I am using multiple threads that are doing work. I need the threads to update an integer once they finish processing.

//Lock
i_Flag++;
//Unlock

Then

if(i_Flag == i_ThreadCount)
 //Do something.

My question is whether I need to use locks around i_Flag++ because it is a simple operation.

Thank you

>>My question is whether I need to use locks around

Yes, you need to synchronize access to that variable. There are a couple ways to do it: 1) semiphores, and 2) critical sections. Years ago I didn't do either because all it did was increment a global varialble. It cost me three days to figure out why my program randomily froze -- it was in a deadlock situation.

I would suggest you write a function to increment the variable. Inside that function you can add code to synchronize the threads. Then call that function instead of incrementing the variable all over the code.

Edited 7 Years Ago by Ancient Dragon: n/a

Years ago I didn't do either because all it did was increment a global varialble.

Just out of curiousity, what was the type of the variable, and on what platform? And related, ain't an integer increment on a PC on atomic operation?

Just out of curiousity, what was the type of the variable, and on what platform? And related, ain't an integer increment on a PC on atomic operation?

Just the reason I asked the question :D. It is an integer as I mentioned in the code.

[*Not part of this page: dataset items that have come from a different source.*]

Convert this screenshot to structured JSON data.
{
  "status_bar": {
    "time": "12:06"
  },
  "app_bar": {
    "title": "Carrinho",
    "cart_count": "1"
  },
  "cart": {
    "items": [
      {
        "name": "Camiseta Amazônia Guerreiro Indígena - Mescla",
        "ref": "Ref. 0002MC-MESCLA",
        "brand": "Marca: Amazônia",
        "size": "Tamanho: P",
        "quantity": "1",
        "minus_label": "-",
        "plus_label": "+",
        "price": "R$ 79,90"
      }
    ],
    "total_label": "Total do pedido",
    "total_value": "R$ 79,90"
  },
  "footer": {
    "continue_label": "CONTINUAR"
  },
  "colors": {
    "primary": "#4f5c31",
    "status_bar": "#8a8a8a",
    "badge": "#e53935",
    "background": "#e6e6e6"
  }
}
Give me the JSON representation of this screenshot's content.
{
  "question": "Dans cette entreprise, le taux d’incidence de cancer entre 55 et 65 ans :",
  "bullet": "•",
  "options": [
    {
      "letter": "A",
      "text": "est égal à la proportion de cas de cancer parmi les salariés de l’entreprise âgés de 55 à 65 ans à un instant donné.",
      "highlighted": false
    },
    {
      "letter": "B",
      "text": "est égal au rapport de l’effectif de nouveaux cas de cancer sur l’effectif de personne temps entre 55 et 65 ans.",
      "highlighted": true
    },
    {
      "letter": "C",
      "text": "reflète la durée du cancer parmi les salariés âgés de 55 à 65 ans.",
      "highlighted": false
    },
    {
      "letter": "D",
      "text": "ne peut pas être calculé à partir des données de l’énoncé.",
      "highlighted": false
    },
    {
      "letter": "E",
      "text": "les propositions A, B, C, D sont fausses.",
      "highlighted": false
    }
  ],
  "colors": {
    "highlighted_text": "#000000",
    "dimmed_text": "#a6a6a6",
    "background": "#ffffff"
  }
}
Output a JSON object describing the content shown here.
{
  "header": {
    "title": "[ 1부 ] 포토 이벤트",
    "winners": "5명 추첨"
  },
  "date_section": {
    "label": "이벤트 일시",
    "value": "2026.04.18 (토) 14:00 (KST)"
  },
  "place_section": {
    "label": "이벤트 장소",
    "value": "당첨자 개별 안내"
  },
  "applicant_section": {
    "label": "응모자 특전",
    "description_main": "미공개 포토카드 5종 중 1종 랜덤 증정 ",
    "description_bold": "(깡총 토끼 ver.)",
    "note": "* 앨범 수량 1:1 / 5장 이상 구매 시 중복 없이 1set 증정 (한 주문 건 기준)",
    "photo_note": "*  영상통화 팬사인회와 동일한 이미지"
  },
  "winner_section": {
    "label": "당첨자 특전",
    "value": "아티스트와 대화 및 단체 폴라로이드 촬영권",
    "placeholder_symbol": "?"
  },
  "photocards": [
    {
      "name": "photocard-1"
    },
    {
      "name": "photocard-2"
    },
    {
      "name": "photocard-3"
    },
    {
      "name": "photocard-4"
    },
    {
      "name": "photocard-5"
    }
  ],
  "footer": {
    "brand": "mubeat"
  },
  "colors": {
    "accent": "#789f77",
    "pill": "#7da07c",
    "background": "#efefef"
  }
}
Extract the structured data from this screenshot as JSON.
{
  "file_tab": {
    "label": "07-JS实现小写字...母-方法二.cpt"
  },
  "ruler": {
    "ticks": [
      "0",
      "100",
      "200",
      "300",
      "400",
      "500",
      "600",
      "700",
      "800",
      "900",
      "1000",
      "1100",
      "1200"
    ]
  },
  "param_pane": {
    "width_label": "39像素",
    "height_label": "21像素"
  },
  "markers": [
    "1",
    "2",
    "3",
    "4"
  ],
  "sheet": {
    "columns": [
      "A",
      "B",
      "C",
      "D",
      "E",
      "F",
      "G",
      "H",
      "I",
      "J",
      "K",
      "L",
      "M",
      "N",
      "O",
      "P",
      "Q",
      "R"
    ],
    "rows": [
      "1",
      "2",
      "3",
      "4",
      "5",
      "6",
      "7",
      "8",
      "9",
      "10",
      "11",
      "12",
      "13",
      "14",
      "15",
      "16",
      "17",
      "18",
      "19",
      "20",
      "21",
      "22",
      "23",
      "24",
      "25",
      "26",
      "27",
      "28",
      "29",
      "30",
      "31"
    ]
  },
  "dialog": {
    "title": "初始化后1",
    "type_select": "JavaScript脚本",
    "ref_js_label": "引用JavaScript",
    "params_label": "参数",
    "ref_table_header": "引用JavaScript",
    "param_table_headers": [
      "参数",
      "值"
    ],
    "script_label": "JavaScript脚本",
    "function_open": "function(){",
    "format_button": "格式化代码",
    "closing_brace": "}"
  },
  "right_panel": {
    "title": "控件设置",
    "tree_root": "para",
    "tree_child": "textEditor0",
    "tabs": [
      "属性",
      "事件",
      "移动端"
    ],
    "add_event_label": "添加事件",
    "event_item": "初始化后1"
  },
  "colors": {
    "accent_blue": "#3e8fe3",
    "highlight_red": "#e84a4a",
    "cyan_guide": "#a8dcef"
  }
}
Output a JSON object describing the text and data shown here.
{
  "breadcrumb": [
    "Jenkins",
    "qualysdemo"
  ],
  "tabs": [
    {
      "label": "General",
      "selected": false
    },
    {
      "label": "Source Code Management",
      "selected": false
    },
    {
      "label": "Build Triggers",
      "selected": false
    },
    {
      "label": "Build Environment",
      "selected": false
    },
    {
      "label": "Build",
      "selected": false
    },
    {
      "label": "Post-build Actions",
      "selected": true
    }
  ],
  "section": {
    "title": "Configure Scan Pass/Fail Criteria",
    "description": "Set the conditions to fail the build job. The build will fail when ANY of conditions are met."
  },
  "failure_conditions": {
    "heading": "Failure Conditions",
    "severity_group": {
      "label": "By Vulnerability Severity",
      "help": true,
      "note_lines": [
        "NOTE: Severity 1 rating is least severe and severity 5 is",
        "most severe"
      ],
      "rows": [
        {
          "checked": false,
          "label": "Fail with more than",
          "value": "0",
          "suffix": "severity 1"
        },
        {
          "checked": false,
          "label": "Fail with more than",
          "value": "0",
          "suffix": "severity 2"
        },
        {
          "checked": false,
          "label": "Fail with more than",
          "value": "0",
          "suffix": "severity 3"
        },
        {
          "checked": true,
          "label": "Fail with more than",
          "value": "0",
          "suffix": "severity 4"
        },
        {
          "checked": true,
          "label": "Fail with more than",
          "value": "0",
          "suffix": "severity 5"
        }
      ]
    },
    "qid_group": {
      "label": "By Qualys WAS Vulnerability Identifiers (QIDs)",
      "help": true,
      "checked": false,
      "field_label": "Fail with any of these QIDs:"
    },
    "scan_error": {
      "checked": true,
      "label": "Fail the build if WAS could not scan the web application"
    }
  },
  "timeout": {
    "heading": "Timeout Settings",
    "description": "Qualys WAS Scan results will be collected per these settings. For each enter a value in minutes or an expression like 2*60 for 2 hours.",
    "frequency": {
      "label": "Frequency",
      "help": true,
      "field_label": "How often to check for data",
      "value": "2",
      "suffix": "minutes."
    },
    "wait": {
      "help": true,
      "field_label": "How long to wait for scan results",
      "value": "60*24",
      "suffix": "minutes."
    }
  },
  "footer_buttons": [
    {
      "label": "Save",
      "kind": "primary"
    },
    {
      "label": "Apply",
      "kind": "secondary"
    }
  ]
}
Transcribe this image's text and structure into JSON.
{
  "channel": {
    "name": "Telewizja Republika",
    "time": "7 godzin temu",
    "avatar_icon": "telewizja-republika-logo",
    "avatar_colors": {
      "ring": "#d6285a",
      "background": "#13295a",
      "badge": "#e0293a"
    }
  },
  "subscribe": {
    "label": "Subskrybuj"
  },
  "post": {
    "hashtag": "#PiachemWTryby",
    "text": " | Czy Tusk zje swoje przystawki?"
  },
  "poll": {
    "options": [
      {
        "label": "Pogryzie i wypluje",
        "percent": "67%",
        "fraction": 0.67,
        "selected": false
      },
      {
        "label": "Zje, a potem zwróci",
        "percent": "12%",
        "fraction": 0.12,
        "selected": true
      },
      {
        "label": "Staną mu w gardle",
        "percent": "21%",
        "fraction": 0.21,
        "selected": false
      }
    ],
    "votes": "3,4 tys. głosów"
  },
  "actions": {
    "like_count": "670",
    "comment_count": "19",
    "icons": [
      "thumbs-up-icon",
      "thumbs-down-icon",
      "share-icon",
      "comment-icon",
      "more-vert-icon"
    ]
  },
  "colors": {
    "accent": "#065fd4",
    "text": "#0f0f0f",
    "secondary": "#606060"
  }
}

Just the reason I asked the question :D. It is an integer as I mentioned in the code.

As my question was directed to Ancient Dragon, I wasn't sure that it was clear (to me) that the situation he mentioned was identical.

[edit]I'm finding related info here. [edit]And here. Probably good 'nuff from that.

Edited 7 Years Ago by Dave Sinkula: n/a

Just out of curiousity, what was the type of the variable, and on what platform? And related, ain't an integer increment on a PC on atomic operation?

16-bit MS-DOS 6.X which contained my own threading kernel, and it was an integer.

Incrementing an int may take more than one assembly instruction, and a task switch could take place during the execution of any given assembly instruction. Without some sort of locking mechanism there is no guarantee that the increment operator will finish before another thread tries to read/write it.